The documentary also shines a light on how beautifully the whole family, including  Samuel’s older brother, Isaiah, interact, and how important this was to Samuel’s development. It’s great parenting.

It’s not just parenting, though. Without community support and the spirit of inclusion in our community in Concord [New Hampshire], Samuel would not have the life he has. Everyone was welcoming, from his preschool to the public school kindergarten to having downtown Concord accessible to wheelchairs to the local community college being fully accessible. It’s so many things.

And I learned from my parents, too. My mom was a social worker and my father was a college professor and they were always about impacting people in positive ways. As a teenager, it dawned on me that life is about increasing joy and decreasing pain however you do that. I found that filmmaking is the most effective vehicle for me to do this.

My Disability Roadmap follows a much older Samuel as he not only seeks guidance from successful adults with disabilities to help him chart his own path, but also pursues a goal to have people see those with disabilities as individuals who deserve respect and equal rights. So it was really something when he met then-Vice President Biden and Biden stroked Samuel’s face as if he were a child. Not surprisingly, that clip went viral. I have to ask: Did you ever hear from Biden?

To clarify, that clip went viral before it was included in the documentary. But no, we never heard from Biden’s camp!

Can you talk about your new film, The Ride Ahead?

Yes, it’s done! It just needs a few final touches.

It was co-directed by me and Samuel, and he did some camerawork with a GoPro. It’s a feature-length film about Samuel’s quest to become an adult and live the full life that he wants — independent living, relationships, sex. No one tells you how to be an adult much less one with a disability so it’s about his journey to navigate this.

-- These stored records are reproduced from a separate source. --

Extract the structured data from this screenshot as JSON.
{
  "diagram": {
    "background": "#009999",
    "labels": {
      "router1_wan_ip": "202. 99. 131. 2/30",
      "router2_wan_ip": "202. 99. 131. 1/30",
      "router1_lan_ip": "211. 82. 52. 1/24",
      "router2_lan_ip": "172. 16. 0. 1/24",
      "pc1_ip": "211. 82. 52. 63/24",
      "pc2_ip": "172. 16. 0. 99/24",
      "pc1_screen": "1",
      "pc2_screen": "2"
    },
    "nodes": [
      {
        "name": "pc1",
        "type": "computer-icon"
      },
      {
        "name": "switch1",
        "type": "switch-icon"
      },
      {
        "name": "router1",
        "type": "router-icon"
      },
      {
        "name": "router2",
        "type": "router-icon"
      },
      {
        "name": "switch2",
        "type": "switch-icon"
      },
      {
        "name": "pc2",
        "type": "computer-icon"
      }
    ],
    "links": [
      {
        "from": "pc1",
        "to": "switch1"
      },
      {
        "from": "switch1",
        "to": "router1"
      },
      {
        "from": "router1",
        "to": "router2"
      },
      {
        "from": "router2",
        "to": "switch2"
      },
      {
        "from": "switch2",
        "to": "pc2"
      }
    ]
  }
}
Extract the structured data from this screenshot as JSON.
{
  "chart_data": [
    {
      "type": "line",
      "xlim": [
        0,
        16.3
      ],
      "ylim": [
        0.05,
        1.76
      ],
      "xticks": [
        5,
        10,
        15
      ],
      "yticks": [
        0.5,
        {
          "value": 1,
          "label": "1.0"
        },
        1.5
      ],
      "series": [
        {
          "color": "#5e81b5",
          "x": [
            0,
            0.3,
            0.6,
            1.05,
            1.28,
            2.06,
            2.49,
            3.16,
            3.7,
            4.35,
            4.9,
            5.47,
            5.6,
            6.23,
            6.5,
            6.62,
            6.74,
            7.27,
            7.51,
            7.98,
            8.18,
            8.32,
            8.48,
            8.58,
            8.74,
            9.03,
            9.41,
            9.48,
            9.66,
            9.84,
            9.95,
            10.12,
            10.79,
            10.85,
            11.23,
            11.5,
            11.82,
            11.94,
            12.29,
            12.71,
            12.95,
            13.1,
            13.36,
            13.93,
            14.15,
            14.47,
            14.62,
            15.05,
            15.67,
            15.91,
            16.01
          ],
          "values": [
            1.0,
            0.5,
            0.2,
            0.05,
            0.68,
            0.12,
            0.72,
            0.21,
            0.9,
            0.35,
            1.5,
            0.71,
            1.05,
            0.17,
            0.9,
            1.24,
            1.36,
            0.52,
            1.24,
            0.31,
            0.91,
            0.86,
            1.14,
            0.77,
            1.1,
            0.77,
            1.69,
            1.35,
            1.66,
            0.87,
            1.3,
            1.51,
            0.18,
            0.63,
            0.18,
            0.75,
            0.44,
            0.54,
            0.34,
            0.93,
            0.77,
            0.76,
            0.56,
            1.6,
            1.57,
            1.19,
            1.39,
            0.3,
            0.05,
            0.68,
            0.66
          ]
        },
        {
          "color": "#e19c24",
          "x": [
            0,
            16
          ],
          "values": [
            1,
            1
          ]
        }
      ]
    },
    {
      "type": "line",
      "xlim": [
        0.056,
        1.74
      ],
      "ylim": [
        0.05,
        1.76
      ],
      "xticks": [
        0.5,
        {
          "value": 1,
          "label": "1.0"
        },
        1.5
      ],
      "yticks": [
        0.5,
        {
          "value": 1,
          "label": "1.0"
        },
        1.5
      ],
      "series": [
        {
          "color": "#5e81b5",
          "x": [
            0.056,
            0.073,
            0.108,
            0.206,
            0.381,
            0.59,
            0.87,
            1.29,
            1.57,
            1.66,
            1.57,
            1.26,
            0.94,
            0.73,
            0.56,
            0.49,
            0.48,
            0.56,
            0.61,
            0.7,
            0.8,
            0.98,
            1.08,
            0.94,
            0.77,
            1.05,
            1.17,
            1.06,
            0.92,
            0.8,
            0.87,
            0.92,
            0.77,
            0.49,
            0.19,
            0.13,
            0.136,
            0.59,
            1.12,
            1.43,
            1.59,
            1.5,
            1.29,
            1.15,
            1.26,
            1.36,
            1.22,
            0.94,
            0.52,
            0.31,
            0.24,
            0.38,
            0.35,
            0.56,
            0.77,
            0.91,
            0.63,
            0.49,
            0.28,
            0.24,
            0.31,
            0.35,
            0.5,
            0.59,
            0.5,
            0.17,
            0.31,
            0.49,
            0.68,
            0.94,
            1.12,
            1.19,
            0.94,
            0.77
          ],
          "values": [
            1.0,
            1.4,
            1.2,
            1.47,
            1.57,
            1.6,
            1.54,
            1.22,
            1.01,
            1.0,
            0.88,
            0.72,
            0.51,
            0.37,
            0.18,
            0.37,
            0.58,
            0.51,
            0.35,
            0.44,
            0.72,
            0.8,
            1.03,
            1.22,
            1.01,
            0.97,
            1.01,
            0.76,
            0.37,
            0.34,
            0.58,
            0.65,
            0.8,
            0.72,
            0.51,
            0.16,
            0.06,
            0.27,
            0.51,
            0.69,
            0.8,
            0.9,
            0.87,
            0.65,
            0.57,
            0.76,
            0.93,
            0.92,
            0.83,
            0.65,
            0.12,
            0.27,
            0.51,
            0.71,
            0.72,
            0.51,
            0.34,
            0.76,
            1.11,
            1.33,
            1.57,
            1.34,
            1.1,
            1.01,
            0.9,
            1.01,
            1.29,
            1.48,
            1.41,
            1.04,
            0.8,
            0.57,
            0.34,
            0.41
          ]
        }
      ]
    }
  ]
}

We had actually planned for My Disability Roadmap to be a feature film, but about a year into production we shared a sizzle reel with The New York Times and they loved it, so they helped us develop it into a short, and [that NYT Op-Docs initiative] helped it go all over the world. We then did two more years of filming and editing, more in-depth interviews with incredible mentors, and added animation and a music score. Now we’re figuring out the film festival release plan for next year.

What is Samuel up to now?

In addition to his part-time job at WIHD, he’s working on his Associate Degree in a community college in Concord. He takes one class a semester. It’s very labor-intensive for him. Right now he’s taking statistics, has a 3.0 GPA and is mostly enjoying being on a college campus.

Talk about your dual roles as educator and filmmaker. Is there ever any tension there?

No, I wouldn’t say tension. I was a photojournalist for 20 years before I became a filmmaker full-time in 2008, and it’s always been about communication and education, and informing people about social issues and pressing topics. It’s not primarily about the craft and art of making film, it’s always about impact and social change.

I’ve always felt if I give people a look at what works and what can lead to success, in any area, and highlight those pathways, there’s a model for families to see.

What would you say has been a career high point, and a high point as Samuel’s father?

The moment we won the Emmy award was a high point on both those fronts. It was a film co-directed with Samuel and something close to our family’s heart that we created together. He was able to lead the production and was given a prestigious honor for a film that meant so much to us. It just blew our minds. And as a father, to see him get up on the stage and speak while using his communication device in front of six- or seven-hundred people, their eyes glued to him, it was incredible. [Watch Samuel’s speech here!]

But truly as a father, I’m proud of how much agency Samuel has in huge decisions in his life, like going to college or putting himself out there to get a girlfriend. I’m proud he has confidence and has worked hard to cultivate and advance that. He’s really not afraid to take risks and that’s something many of us can learn from him.